Metadata-Version: 2.1
Name: multidimensionalks
Version: 0.1.3
Summary: Multidimensional KS test module in python
Home-page: UNKNOWN
Author: Tomasz Pawlowski
Author-email: t.pawlowski@mimuw.edu.pl
License: MIT
Platform: UNKNOWN
Classifier: Development Status :: 2 - Pre-Alpha
Classifier: License :: OSI Approved :: MIT License
Description-Content-Type: text/markdown
License-File: LICENSE
Requires-Dist: numpy (>=1.19)
Requires-Dist: cpufeature (>=0.2.0)

# multidimensionalks
Python c extension with method for calculating multidimensional Kolmogorov-Smirnov test

`multidimensionalks.test(rvs, cdf=None, counts_rvs=None, counts_cdf=None, n_jobs=1, permutation_samples=0, binomial_significance=False, use_avx=1, max_alpha_beta=False, scale_result=True, deduplicate_data=True, debug=False)`

# Example usage

```python
from multidimensionalks import test
import numpy as np

test(np.array([[1, 2, 3], [1, 3, 2]]), cdf=np.array([[1,2,2]]))
```

# Parameters

* `rvs`: 2-dimensional numpy number array with rows representing `d`-dimensional observations,
* `cdf`: 2-dimensional numpy number array with rows representing second sample`d`-dimensional observations,
* `counts_rvs`: in case of `rvs` having multiple duplicates, an array without duplicates and a separate array of counts can be provided,
* `counts_cdf`: in case of `cdf` having multiple duplicates, an array without duplicates and a separate array of counts can be provided, additionally if `cdf` is not given `counts_cdf` are taken as counts of elements of `rvs` array,
* `n_jobs`: number of threads used during calculation,
* `permutation_samples`: number of times data is shuffled and the statistic value is calculated to estimate pvalue,
* `binomial_significance`: boolean value indicating if statistical significance should be calculated.
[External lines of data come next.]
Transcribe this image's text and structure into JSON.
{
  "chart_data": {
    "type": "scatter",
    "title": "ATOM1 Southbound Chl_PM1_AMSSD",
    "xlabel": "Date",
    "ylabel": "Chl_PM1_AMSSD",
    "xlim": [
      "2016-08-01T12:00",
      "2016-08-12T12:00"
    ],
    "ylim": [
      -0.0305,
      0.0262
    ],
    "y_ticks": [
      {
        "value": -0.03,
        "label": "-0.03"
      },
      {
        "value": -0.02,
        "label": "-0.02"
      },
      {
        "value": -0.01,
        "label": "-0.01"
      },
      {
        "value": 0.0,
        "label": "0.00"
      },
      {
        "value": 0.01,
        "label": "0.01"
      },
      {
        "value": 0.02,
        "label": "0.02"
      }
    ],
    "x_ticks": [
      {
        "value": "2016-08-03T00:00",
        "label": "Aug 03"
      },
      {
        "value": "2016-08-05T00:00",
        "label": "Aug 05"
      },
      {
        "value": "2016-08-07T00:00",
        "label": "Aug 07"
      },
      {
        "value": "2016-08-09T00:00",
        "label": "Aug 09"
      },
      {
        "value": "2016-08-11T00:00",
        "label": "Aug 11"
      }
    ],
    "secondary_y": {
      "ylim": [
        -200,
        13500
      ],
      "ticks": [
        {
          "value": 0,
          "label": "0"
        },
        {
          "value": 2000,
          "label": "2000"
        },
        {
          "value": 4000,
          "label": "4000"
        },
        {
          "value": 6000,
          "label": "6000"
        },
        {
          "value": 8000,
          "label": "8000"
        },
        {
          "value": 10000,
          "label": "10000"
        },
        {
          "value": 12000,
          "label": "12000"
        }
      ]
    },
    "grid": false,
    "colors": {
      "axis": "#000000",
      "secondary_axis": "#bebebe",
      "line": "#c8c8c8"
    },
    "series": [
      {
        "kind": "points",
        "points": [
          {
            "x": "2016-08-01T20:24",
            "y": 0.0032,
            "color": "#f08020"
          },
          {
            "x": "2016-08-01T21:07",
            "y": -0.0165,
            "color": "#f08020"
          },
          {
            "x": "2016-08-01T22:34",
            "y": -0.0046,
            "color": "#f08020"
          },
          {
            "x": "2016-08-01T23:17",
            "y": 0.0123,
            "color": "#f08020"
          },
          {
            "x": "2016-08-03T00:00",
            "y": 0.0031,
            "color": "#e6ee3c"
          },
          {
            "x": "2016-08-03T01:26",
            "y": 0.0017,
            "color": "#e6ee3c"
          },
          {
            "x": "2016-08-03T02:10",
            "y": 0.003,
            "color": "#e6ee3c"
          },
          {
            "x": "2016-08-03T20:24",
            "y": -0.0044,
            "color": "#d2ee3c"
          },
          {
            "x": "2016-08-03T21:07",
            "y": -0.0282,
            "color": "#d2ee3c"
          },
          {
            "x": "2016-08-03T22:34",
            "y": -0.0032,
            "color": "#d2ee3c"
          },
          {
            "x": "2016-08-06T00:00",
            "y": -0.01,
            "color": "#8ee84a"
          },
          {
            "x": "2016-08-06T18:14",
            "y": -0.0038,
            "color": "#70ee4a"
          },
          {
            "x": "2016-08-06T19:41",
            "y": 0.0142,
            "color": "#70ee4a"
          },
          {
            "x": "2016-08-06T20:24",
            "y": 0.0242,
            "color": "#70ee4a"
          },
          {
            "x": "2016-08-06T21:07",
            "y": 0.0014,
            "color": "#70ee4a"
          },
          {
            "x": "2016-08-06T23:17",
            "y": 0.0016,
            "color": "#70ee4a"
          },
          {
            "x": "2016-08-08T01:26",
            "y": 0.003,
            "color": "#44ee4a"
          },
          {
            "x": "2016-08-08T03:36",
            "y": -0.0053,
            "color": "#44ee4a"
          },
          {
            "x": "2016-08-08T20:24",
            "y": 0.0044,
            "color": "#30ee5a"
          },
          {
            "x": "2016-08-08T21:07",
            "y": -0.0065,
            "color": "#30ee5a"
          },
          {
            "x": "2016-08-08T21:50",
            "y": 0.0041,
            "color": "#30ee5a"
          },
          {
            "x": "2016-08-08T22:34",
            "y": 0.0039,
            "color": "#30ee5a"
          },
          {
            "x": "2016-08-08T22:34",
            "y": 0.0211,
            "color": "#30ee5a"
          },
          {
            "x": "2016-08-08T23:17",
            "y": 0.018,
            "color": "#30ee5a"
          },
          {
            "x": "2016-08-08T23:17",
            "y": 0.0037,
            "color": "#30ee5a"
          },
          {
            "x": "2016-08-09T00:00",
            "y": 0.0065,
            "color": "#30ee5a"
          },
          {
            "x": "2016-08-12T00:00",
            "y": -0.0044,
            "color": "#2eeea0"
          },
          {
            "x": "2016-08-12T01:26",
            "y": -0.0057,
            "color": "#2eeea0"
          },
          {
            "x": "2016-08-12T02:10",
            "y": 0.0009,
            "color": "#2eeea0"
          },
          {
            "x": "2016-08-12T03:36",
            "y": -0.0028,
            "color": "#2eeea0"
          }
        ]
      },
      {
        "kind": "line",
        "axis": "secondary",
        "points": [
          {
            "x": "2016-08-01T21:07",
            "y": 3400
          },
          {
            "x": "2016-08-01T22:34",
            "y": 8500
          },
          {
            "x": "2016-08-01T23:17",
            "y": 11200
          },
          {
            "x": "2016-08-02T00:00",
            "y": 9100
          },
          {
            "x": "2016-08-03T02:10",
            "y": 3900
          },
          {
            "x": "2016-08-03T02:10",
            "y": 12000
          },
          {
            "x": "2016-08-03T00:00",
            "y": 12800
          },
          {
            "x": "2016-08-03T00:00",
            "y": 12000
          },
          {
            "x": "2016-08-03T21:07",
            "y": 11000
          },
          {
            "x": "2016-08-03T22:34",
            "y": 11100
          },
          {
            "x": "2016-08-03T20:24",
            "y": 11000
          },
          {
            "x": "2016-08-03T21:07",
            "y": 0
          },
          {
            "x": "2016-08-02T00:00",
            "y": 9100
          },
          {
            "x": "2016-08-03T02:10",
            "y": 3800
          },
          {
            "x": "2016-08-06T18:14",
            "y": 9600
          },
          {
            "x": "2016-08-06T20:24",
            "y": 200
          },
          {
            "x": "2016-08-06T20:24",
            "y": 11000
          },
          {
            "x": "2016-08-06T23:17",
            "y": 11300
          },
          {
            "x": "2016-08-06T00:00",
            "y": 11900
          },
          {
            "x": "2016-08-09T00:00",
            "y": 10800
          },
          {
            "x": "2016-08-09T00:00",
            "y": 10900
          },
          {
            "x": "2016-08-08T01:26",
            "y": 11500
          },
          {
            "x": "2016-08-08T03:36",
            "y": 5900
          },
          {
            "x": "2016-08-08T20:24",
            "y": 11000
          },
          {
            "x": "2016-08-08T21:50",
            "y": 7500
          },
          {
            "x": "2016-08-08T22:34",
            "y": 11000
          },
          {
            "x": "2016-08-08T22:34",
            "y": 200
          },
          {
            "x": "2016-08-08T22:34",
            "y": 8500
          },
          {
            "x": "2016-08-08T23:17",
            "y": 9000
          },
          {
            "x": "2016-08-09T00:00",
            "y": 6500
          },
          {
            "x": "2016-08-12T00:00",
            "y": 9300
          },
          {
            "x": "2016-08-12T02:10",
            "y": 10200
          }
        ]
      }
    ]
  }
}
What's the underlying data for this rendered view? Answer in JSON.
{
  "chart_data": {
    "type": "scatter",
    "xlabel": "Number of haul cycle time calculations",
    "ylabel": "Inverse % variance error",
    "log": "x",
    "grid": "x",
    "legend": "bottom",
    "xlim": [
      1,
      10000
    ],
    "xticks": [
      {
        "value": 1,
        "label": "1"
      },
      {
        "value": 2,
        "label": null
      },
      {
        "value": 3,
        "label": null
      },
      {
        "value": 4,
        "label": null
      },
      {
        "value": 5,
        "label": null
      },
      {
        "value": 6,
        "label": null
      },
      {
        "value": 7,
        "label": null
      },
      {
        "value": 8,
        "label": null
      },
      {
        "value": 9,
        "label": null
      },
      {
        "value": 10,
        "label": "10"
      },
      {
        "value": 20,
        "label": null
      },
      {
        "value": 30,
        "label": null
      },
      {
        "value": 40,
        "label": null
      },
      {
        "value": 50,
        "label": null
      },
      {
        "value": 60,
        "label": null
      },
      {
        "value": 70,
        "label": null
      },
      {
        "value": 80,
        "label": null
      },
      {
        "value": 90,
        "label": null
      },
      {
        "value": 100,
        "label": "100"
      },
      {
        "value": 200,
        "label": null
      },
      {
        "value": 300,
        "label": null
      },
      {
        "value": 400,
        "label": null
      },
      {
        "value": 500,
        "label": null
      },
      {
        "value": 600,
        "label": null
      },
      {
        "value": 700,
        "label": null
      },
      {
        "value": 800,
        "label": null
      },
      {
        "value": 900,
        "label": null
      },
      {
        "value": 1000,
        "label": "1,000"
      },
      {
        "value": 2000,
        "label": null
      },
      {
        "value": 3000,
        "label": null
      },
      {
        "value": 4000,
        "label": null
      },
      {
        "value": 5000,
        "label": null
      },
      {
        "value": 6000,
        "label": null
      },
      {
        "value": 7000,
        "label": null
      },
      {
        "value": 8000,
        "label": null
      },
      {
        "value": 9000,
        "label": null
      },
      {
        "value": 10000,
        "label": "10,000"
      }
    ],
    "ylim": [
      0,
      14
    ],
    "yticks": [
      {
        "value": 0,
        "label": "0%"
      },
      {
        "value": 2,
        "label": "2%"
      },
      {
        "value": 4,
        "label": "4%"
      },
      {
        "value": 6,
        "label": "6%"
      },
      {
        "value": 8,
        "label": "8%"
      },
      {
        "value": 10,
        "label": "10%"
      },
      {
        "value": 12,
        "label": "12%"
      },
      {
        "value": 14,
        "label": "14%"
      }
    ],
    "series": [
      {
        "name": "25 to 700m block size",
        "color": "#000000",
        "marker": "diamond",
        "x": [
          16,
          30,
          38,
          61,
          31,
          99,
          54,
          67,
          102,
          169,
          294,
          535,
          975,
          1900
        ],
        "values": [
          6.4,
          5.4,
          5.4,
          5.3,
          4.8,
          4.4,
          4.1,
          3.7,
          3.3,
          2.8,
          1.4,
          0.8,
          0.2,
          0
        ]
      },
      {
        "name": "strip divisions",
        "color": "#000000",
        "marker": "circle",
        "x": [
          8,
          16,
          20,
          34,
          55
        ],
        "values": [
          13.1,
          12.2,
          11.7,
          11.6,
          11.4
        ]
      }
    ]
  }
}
Defaults to `False`,
* `use_avx`: integer value indicating if `AVX` instructions should be used during the calculations. `0` disables av, `3` means to try the best supported set, `1` will try to use AVX512 instruction set and use no otherwise, `2` will try to use `AVX2`. Defaults to `3`,
* `max_alpha_beta`: boolean value indicating how λ and β values should be combined. Value `True` (default) results in `max(λ, β)`. `(λ+β)/2` is used otherwise.
* `scale_result`: Whether to scale the statistic by $\sqrt{\frac{|rvs|+|cdf|}{|rvs|\times|cdf|}}$ (default False),
* `deduplicate_data`: Whether to deduplicate data points before running the algorithms,
* `debug`: Whether to print debug data to stdout.

# Return value

If no pvalue calculation method is selected returns ks statistic value, otherwise returns a tuple:
* ks statistic,
* pvalue calculated using statistical method if `binomial_significance` is set to `True`,
* pvalue calculated using permutation method if `permutation_samples` is larger than `0`.